Identifying as a victim
When Meira was eight, her father walked out of the family home one night without warning and never returned. He started a new life with a new partner, and broke off all contact with the family. Her mother tried her best to be both mother and father to her children, however Meira struggled.
Everybody around the family was sympathetic and tried to be supportive. “What do you expect?” people would say when Meira would get into trouble in school or lash out at her friends. Little Meira took this to heart. As a result, she felt that her behavior wasn’t her fault. Her father had left her. There was nothing she could do. She was the victim.
Meira was unwilling to try and find better options for herself.
As Meira grew up, it seemed like she could never catch a break. Her grades were always poor. She was unpopular, and when her classmates threw parties, she would usually be left out. She was convinced that her mother favored her older sister, and would compare everything obsessively as evidence to support her resentment. The more difficulties she experienced, the more convinced Meira became that the world was against her and that nothing she did made a difference.
It became a cycle. As she emerged into young adulthood, Meira’s despair propelled her into situations that could only ever end badly. She started getting sucked into relationships with men who took advantage of her and treated her with contempt. She spent almost a year working under the table for a manipulative employer who paid below the minimum wage. Eventually his business folded and she was let go. Meira would take these setbacks as even more proof that she was a victim who had been singled out for rejection and failure. Always assuming that nothing good would ever happen to her, she was unwilling to try and find better options for herself.
Turning to Kav L’Noar for some professional help
Things finally came to a head when Meira was working in a store and kept shouting at the customers. She had a kind supervisor who wanted to give her a chance and who tried to help Meira get a hold of herself. The supervisor suggested that Meira turn to Kav L’Noar for some professional help.
Meira spent her first sessions with her Kav L’Noar therapist talking about everything bad that had ever happened to her.

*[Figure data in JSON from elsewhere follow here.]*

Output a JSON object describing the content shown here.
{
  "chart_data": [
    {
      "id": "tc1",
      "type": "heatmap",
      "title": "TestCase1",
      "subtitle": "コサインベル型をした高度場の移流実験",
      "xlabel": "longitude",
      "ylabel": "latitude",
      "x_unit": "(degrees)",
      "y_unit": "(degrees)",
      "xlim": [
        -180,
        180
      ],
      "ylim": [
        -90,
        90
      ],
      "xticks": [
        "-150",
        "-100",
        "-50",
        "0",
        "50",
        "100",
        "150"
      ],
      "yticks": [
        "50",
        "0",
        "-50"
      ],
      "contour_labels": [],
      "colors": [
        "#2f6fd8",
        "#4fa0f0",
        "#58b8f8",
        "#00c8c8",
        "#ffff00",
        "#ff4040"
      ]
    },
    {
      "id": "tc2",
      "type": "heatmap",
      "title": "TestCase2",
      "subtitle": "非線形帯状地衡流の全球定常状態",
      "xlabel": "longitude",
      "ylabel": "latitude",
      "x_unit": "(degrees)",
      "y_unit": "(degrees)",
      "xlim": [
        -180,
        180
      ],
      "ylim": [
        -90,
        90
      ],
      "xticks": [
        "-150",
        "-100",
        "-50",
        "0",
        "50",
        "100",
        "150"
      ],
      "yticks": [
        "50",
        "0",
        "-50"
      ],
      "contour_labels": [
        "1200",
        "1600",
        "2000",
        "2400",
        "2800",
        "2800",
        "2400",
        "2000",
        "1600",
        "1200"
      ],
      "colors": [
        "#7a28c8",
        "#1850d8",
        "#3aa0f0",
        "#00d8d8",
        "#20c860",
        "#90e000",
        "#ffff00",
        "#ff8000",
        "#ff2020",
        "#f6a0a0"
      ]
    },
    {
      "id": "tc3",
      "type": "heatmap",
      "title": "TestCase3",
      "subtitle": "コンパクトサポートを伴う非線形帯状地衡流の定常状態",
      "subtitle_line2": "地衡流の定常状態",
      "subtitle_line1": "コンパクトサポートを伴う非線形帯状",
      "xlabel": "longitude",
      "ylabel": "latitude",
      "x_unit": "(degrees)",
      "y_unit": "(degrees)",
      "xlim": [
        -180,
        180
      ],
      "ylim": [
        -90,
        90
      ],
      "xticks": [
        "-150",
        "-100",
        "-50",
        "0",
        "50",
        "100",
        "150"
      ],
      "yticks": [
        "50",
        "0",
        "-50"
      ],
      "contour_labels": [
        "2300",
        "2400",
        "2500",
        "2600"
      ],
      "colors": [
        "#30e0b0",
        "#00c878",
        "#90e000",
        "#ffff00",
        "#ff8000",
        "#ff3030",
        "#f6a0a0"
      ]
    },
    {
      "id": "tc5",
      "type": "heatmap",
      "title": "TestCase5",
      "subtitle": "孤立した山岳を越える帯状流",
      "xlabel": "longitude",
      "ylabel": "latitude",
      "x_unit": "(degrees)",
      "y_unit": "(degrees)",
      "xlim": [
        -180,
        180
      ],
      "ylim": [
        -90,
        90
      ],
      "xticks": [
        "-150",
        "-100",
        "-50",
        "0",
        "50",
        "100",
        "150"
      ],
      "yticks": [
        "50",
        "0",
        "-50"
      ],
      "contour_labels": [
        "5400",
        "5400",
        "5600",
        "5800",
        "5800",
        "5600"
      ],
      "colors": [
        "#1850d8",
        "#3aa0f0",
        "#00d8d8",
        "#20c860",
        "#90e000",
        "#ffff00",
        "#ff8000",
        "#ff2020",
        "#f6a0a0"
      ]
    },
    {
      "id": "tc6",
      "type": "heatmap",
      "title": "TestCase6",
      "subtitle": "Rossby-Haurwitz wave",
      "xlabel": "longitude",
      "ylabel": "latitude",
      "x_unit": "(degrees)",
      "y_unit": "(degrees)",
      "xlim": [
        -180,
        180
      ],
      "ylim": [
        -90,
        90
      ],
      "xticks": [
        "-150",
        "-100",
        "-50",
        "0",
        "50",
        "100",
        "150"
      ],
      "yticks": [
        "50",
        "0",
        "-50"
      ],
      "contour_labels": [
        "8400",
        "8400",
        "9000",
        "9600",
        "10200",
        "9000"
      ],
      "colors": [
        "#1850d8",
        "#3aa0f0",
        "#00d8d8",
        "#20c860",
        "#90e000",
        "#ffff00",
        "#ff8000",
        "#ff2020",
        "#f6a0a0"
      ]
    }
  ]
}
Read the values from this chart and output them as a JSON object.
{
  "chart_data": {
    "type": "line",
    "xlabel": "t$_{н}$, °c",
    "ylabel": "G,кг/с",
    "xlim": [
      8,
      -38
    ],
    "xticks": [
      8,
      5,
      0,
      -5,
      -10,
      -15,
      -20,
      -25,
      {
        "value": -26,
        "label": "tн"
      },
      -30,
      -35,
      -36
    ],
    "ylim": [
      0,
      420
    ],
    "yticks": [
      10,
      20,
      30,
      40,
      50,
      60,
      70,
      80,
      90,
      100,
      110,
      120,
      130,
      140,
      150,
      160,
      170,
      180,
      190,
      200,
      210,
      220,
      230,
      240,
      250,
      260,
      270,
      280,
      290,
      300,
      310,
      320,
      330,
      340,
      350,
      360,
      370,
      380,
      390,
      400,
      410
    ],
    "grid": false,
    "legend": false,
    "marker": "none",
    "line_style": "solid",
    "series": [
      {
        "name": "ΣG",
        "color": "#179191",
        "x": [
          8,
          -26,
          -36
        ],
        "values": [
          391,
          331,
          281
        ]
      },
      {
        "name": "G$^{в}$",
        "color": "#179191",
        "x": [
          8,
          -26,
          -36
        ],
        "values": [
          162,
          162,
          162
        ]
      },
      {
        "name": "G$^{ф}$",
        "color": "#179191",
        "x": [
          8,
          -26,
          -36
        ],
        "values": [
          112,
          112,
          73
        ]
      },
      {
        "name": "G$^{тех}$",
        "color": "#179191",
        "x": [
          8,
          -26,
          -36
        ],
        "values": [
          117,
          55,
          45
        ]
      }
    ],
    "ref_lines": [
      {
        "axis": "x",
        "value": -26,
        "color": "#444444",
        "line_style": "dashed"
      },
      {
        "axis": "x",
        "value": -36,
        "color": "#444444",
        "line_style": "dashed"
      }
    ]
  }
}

She explained how trapped she felt, how powerless. When it came to describing her job at the store, Meira happened to mention how the store’s music soundtrack drove her crazy. The therapist asked her if she’d ever requested a change in the playlist. Meira said that it had never occurred to her that she could do that. The therapist said, “Why not? You’re spending hours in that store, you’re entitled to ask. And if your manager says no, at least you tried!”
Casting off the role of the victim.
Sure enough, Meira got the music changed. It was the first time that Meira had considered that she had the power to change her own situation. Of course, not many of her problems had as simple a solution as changing a playlist. Meira needed therapy to help her come to terms with the things that had happened to her. In addition, the therapist also worked with Meira to help her cast off the role of the victim.
Victimhood had been so dominant for so many years, causing so much damage. With the help of her therapist she started moving in a more positive direction. She helped her to look back at her past in a different way, acknowledging the painful parts but also the good parts where things had gone well. Meira learned to give herself credit for these successes. The therapist also helped her look at her current reality with a fresh perspective, identifying sources of strength and hope alongside everything else.
Helping someone like Meira would never be quick or simple. Above all, she had started the process and was finally beginning to believe that she could make a happy and fulfilled life for herself one day.
*All names and identifying details have been changed to protect client confidentiality.